Scientists are set to trial a new ‘digital pill’ which can send a text to relatives and doctors from inside the body.

It is hoped the pills could be used to cut the number of drugs that are wasted each year as well as alert family members if medication isn’t being taken properly.

Each pill contains a sensor that transmits a signal to patch worn by the patient when the sensor hits the stomach acid. This patch then sends the data via text message, showing that the pill has been taken.

The sensor is the size of a grain of sand and is embedded into the pill alongside copper and magnesium which make an electrical circuit when they come into contact with stomach acid, much like a potato clock.
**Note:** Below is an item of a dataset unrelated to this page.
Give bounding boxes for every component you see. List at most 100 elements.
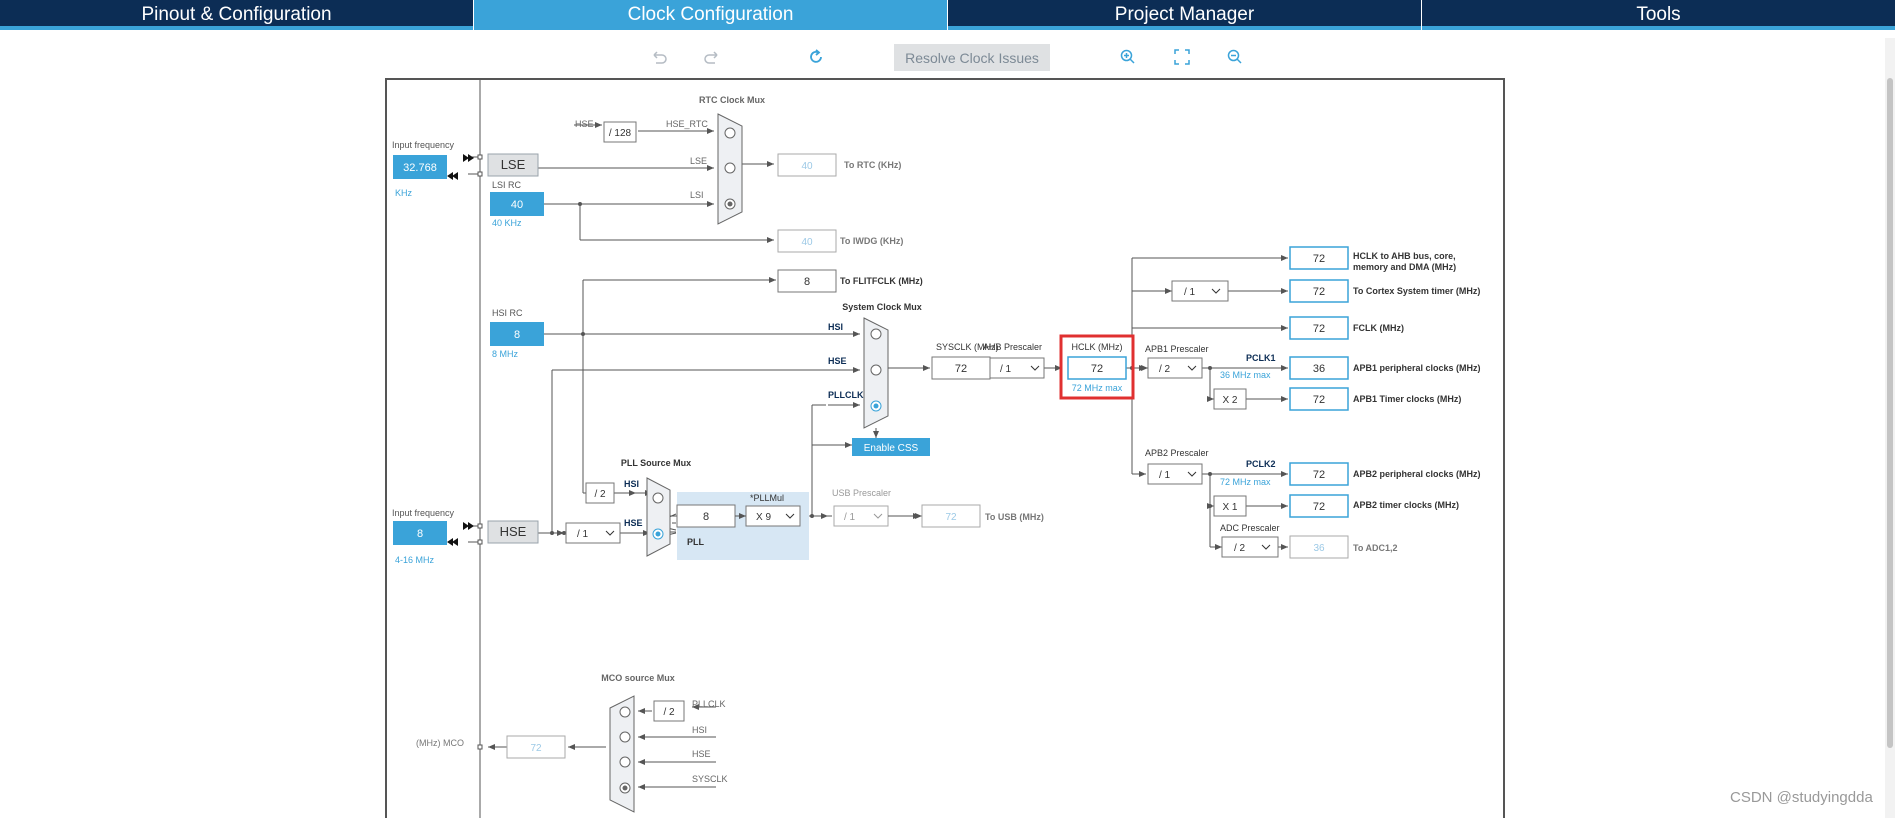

This circuit powers the sensor.

The digital pill has been trialled as an extra dummy pill alongside normal high blood pressure medication by Lloyds Pharmacy but there are hopes it could be used in active drugs.  Andrew Thompson, CEO at US firm Proteus Digital Health said: “When you swallow one of our digital drugs it will say, ‘Hello I’m here, I’m Novartis, I’m Diovan, 1.2mg, I’m from plant number 76, I’m batch number 12 and I’m pill number two.’”

He claims the invention could save the NHS millions of pounds as well as ensure treatments are completed and help families monitor elderly relatives who may get confused taking multiple pills.
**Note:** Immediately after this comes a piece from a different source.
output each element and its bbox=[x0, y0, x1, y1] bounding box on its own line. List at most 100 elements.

Oxford University has also been involved in the pilot of the drug. Professor Lionel Tarassenko, from the Institute of Biomedical Engineering at the university, said he thought the pills didn’t threaten security.

He said: “Elderly people sometimes have to take six, seven, or eight pills a day.

“But if someone doesn’t take their pills that can be a very, very serious thing. If you have an elderly parent who is not taking their pills, you might want to know.’ He is hoping to start a UK trial next year using the texting pills with heart failure patients.